Lawmakers supportive of injecting health care with even more government are marching straight into the political trap of their own design. Notice of the premium hikes will be delivered to affected adults leading up to the midterm elections. Cue the blame game.
Clever political operatives will spin the narrative to frame Republicans — and some honest Democrats — who are skeptical of spending more money on extending subsidies given high inflation as the villains. But in reality, renewing enhanced Obamacare subsidies is no more a long-term solution to rising health care costs than the Biden administration’s plan of releasing strategic oil reserves to “fight” high gas prices.
Americans need reforms that will rein in costs for good while also improving care, not a Band-Aid. Thinning bureaucratic bloat, offering more health care choices and strengthening the doctor-patient relationship should be priorities. From there, the free market can do the heavy lifting to help connect people to the health care options that best fit their unique circumstances at an affordable price.
I’ve benefited from free market-based health care firsthand.

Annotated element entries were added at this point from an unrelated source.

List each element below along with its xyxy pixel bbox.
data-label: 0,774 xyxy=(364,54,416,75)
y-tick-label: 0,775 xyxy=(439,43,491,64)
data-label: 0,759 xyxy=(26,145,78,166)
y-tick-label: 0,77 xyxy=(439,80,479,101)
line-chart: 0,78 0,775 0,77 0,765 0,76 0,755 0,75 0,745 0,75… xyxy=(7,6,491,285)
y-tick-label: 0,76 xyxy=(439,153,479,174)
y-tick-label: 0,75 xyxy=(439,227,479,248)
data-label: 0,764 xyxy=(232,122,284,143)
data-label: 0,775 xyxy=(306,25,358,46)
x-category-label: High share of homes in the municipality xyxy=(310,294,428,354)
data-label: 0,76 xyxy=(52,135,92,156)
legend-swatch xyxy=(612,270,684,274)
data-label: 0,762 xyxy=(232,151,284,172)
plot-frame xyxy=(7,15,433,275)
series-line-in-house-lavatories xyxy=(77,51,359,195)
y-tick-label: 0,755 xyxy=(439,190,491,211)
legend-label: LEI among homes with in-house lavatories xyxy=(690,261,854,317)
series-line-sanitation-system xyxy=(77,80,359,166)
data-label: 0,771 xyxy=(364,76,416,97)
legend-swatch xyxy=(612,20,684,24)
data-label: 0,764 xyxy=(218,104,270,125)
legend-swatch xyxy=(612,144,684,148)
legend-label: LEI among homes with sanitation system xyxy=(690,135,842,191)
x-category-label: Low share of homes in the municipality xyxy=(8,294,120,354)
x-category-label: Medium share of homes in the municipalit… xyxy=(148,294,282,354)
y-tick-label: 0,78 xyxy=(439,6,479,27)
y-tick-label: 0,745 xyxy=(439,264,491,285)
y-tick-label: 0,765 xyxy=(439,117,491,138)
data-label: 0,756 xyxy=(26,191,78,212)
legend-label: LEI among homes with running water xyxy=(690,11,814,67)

Last year, due to a strong family history of breast cancer, I decided to proactively face my health care risks. I asked my longtime physician for a breast ultrasound in addition to my annual mammogram to help detect early cancer. However, despite my inherent vulnerabilities, the doctor ordered tests “as needed,” which meant one thing — a six-month delay.
Frustrated, I decided to try another approach. Direct primary care is an alternative to insurance-funded, hospital-based care and is similar to a gym membership, where patients pay a reasonable monthly fee to access a doctor’s services. The best part is it largely works outside the current system, which has been poisoned by Obamacare.
The outcome was eye-opening. My first visit was an hour-long one-on-one meeting with the doctor. Not a rushed 15-minute check-up. After sharing my family history and fears, she agreed I needed the extra testing, and from there we acted quickly. Genetic testing revealed a diagnosis of breast cancer was not a matter of “if” but “when.” So I underwent a double mastectomy and reduced my risk of breast cancer by 95% before my previous doctor, tangled in a web of government red tape and bureaucracy, could even get an ultrasound scheduled.
The upcoming health care premium hike confirms what we already know: Obamacare isn’t working. Although partially hidden, health care costs are continuing to rise while doctors are busy complying with regulations and responding to insurance mandates, not people. My story is proof there’s a better way forward that will save people money and provide them with better care.
Elaine Parker is the president of the Job Creators Network Foundation, which manages HealthCareForYou.com.